Artist: North Atlantic Oscillation
Album: The Third Day
Release Date: 6th October 2014
Label: KScope Records
Formed in 2005, North Atlantic Oscillation are a Scottish trio based out of Edinburgh. The band presumably took their name from the phenomenon by the same name that occurs in the North Atlantic describing the fluctuating levels in sea pressure. Now in their tenth year, the band are set to release their third full-length album, appropriately named The Third Day.
Over their career, they have been praised for their unique brand of electro-psychedelic progressive rock. This upcoming release attempts to push the envelope further than their 2012 effort Fog Electric, although ditching the concept album approach. Despite appearing to be content with their current position, just outside of the rock limelight, it is hard to imagine further recognition in their field would be met with many complaints.
The Third Day is an elaborate show-boating exercise for all intents and purposes, showcasing the band’s song-writing ability.

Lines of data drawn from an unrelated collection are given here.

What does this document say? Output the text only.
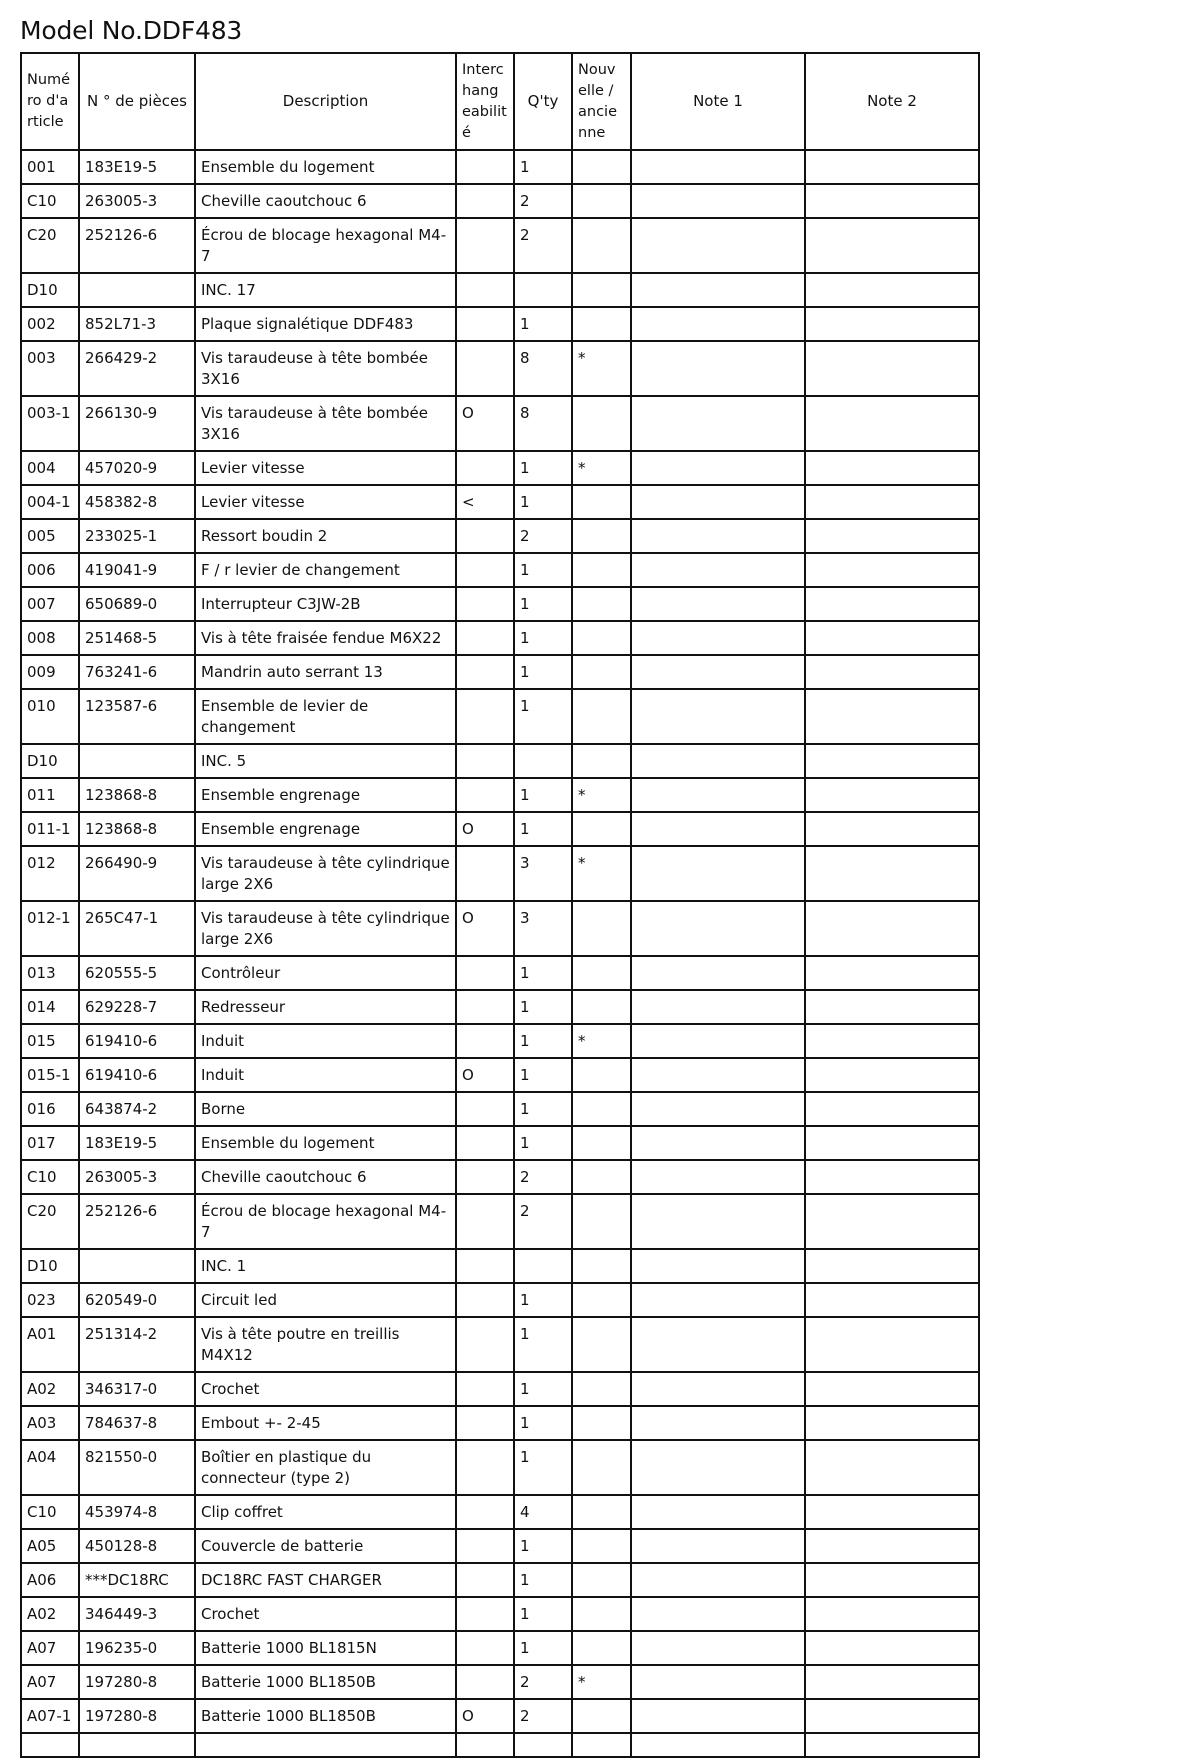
Model No.DDF483
Numé ro d'a rticle	N ° de pièces	Description	Interc hang eabilit é	Q'ty	Nouv elle / ancie nne	Note 1	Note 2
001	183E19-5	Ensemble du logement		1			
C10	263005-3	Cheville caoutchouc 6		2			
C20	252126-6	Écrou de blocage hexagonal M4-7		2			
D10		INC. 17					
002	852L71-3	Plaque signalétique DDF483		1			
003	266429-2	Vis taraudeuse à tête bombée 3X16		8	*		
003-1	266130-9	Vis taraudeuse à tête bombée 3X16	O	8			
004	457020-9	Levier vitesse		1	*		
004-1	458382-8	Levier vitesse	<	1			
005	233025-1	Ressort boudin 2		2			
006	419041-9	F / r levier de changement		1			
007	650689-0	Interrupteur C3JW-2B		1			
008	251468-5	Vis à tête fraisée fendue M6X22		1			
009	763241-6	Mandrin auto serrant 13		1			
010	123587-6	Ensemble de levier de changement		1			
D10		INC. 5					
011	123868-8	Ensemble engrenage		1	*		
011-1	123868-8	Ensemble engrenage	O	1			
012	266490-9	Vis taraudeuse à tête cylindrique large 2X6		3	*		
012-1	265C47-1	Vis taraudeuse à tête cylindrique large 2X6	O	3			
013	620555-5	Contrôleur		1			
014	629228-7	Redresseur		1			
015	619410-6	Induit		1	*		
015-1	619410-6	Induit	O	1			
016	643874-2	Borne		1			
017	183E19-5	Ensemble du logement		1			
C10	263005-3	Cheville caoutchouc 6		2			
C20	252126-6	Écrou de blocage hexagonal M4-7		2			
D10		INC. 1					
023	620549-0	Circuit led		1			
A01	251314-2	Vis à tête poutre en treillis M4X12		1			
A02	346317-0	Crochet		1			
A03	784637-8	Embout +- 2-45		1			
A04	821550-0	Boîtier en plastique du connecteur (type 2)		1			
C10	453974-8	Clip coffret		4			
A05	450128-8	Couvercle de batterie		1			
A06	***DC18RC	DC18RC FAST CHARGER		1			
A02	346449-3	Crochet		1			
A07	196235-0	Batterie 1000 BL1815N		1			
A07	197280-8	Batterie 1000 BL1850B		2	*		
A07-1	197280-8	Batterie 1000 BL1850B	O	2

They utilise layers of guitars, synths, drums and vocals assembled in such a tight-knit fashion that there is simply no room for silence, or dead space.

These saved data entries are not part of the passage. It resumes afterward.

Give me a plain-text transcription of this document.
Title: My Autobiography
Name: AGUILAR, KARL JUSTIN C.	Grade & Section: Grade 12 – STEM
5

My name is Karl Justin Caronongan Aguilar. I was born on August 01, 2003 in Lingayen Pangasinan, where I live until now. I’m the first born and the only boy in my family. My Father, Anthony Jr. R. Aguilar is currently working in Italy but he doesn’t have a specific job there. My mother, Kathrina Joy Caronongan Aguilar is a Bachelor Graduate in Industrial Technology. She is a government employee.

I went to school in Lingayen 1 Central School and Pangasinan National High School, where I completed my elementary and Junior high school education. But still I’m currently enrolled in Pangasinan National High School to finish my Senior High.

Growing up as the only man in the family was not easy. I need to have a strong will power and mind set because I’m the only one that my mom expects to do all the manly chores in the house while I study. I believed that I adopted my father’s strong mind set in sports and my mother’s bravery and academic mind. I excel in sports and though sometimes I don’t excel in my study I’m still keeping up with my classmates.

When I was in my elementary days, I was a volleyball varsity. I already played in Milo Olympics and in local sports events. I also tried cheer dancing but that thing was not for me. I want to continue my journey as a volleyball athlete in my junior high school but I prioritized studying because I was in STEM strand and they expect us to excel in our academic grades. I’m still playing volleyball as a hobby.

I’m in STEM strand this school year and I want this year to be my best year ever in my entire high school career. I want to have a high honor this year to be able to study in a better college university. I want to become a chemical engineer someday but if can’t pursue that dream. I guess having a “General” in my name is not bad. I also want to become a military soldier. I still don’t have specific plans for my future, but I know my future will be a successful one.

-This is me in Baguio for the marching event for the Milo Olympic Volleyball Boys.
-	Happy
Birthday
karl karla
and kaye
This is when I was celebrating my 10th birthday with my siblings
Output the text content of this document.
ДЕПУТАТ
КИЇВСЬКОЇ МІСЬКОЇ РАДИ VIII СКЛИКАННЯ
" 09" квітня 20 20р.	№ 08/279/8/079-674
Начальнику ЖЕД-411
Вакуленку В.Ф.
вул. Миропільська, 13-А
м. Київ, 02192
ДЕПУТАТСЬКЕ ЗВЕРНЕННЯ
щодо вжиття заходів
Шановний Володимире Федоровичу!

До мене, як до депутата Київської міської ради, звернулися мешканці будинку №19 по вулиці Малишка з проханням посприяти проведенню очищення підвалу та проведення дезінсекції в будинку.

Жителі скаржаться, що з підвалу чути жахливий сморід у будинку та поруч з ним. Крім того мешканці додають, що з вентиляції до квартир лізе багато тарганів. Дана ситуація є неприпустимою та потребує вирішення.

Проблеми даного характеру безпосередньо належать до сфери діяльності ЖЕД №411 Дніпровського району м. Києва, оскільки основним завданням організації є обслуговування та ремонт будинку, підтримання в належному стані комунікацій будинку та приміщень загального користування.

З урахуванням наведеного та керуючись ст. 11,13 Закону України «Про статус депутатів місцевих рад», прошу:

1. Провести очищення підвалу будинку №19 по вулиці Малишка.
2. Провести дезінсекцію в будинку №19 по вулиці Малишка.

From the beginning to the end, it’s dazzling. Great Plains II enforces a firm and overwhelming presence, building confidently into its pinnacle and fizzling out just as quickly as it came, into the next song. In some ways this is a strength of the record, the way that it makes no bones about the purpose of the song. There’s no over-dressing of the song, yet alternatively there are times that you wish it would last a little longer, but then, all good things must come to an end.

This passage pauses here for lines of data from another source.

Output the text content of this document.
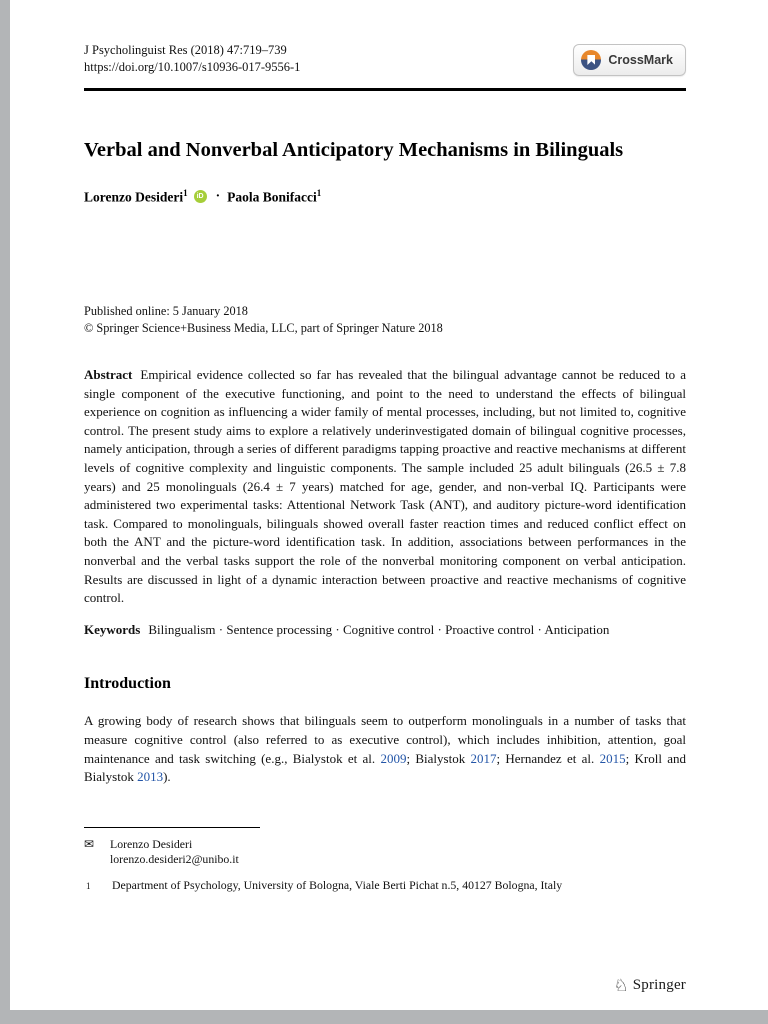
J Psycholinguist Res (2018) 47:719–739
https://doi.org/10.1007/s10936-017-9556-1	CrossMark
Verbal and Nonverbal Anticipatory Mechanisms in Bilinguals
Lorenzo Desideri$^1$	iD · Paola Bonifacci$^1$
Published online: 5 January 2018
© Springer Science+Business Media, LLC, part of Springer Nature 2018

Abstract Empirical evidence collected so far has revealed that the bilingual advantage cannot be reduced to a single component of the executive functioning, and point to the need to understand the effects of bilingual experience on cognition as influencing a wider family of mental processes, including, but not limited to, cognitive control. The present study aims to explore a relatively underinvestigated domain of bilingual cognitive processes, namely anticipation, through a series of different paradigms tapping proactive and reactive mechanisms at different levels of cognitive complexity and linguistic components. The sample included 25 adult bilinguals (26.5 ± 7.8 years) and 25 monolinguals (26.4 ± 7 years) matched for age, gender, and non-verbal IQ. Participants were administered two experimental tasks: Attentional Network Task (ANT), and auditory picture-word identification task. Compared to monolinguals, bilinguals showed overall faster reaction times and reduced conflict effect on both the ANT and the picture-word identification task. In addition, associations between performances in the nonverbal and the verbal tasks support the role of the nonverbal monitoring component on verbal anticipation. Results are discussed in light of a dynamic interaction between proactive and reactive mechanisms of cognitive control.

Keywords Bilingualism · Sentence processing · Cognitive control · Proactive control · Anticipation

Introduction

A growing body of research shows that bilinguals seem to outperform monolinguals in a number of tasks that measure cognitive control (also referred to as executive control), which includes inhibition, attention, goal maintenance and task switching (e.g., Bialystok et al. 2009; Bialystok 2017; Hernandez et al. 2015; Kroll and Bialystok 2013).

✉	Lorenzo Desideri
lorenzo.desideri2@unibo.it
1	Department of Psychology, University of Bologna, Viale Berti Pichat n.5, 40127 Bologna, Italy
♘ Springer
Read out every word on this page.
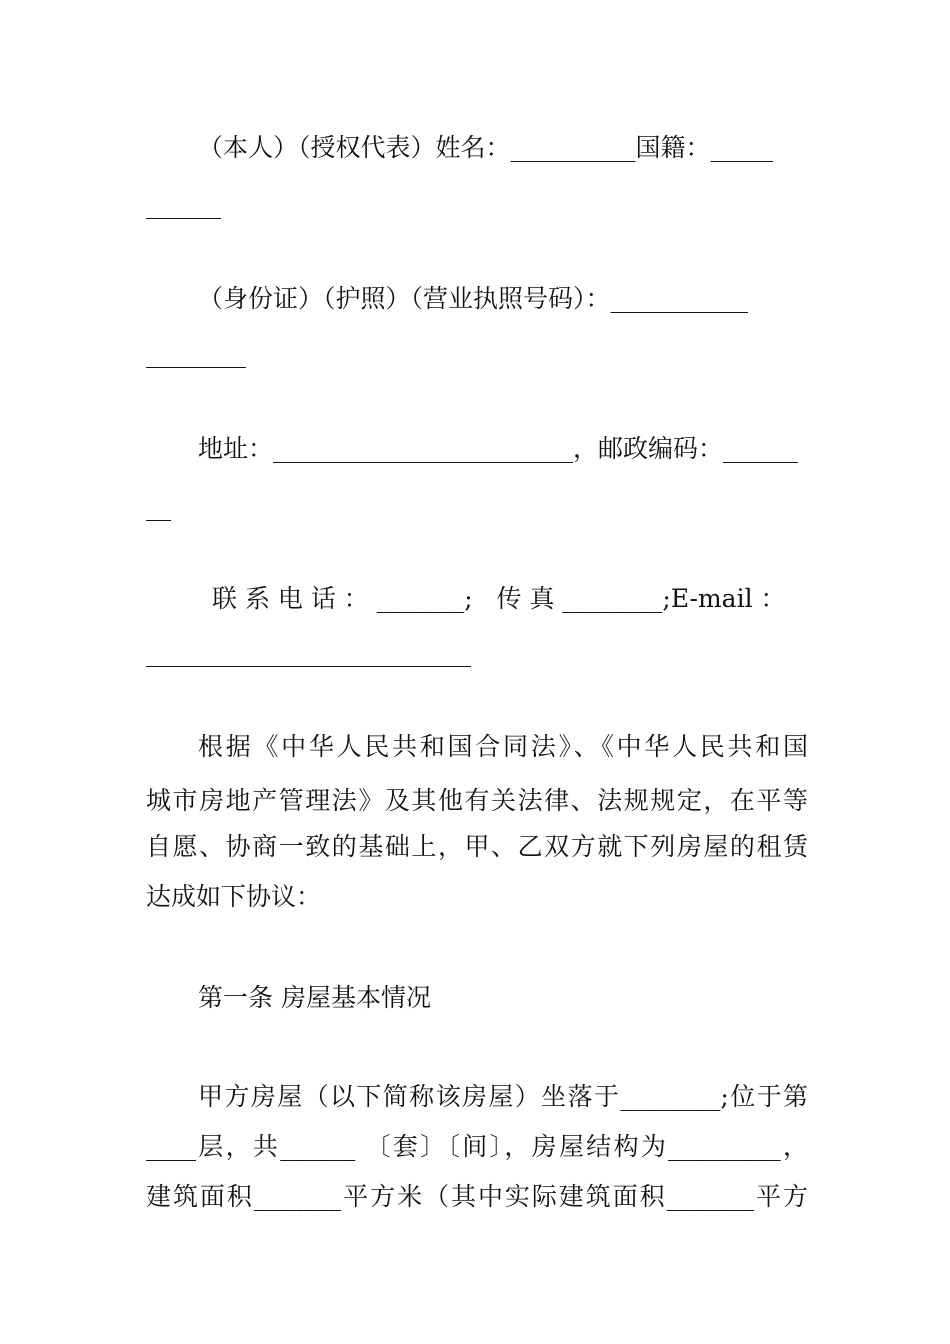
（本人）（授权代表）姓名：__________国籍：_____
______
（身份证）（护照）（营业执照号码）：___________
________
地址：________________________，邮政编码：______
__
联 系 电 话 ： _______;   传 真 ________;E-mail ：
__________________________
根据《中华人民共和国合同法》、《中华人民共和国
城市房地产管理法》及其他有关法律、法规规定，在平等
自愿、协商一致的基础上，甲、乙双方就下列房屋的租赁
达成如下协议：
第一条 房屋基本情况
甲方房屋（以下简称该房屋）坐落于________;位于第
____层，共______ 〔套〕〔间〕，房屋结构为_________，
建筑面积_______平方米（其中实际建筑面积_______平方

Elsewhere begins to demonstrate the band’s competence in creating intricate and beautiful melodies for songs that are more vocally driven. This idea is further explored in the melancholic A Nice Little Place and later on in the record’s penultimate track Dust. These songs also contrast with the more upbeat tracks, the summery first single off the album August for example. They are downbeat and as stripped-down as a song on this album could be.
Whilst it’s difficult to accuse NAO of being derivative from other acts, their knack of switching from ambience to ‘hummable’ electro indie pop/rock does resemble artists like Pink Floyd and The Flaming Lips. This is not something that would hinder the group, however. They vary their tactics with great effect: Do Something Useful crescendos from electronic ambience into another electro rock gem whilst Pines of Eden drifts over the top of an atmospheric bed. Whatever this record does, it does it tastefully.
Although almost certainly intentional, the vocals are usually very low in the mix, often rendering them inaudible. Which can be a common feature with bands from the land of the thistle, such as The Twilight Sad, or Sucioperro. This hardly seems to matter as the tunes they sing more than detract from this, but perhaps those with more of an eye for lyrical brilliance may be left wanting. In addition, there is such a plethora of effects and synthetic sounds that this may polarize its audience. Listeners with an aversion to sounds that aren’t analogue would find very little for them here.
This record is an ostentatious effort, remarkably showy and yet lacking any noticeable pretension. The album aims high and delivers in unexpected ways, keeping you guessing even after multiple listens. Its greatest strength lies in how effortless it is to enjoy. It has the right amount of variety and familiarity amongst its meticulous arrangement and gorgeous melody. You never quite know where it will take you but the surprise is always a pleasant one.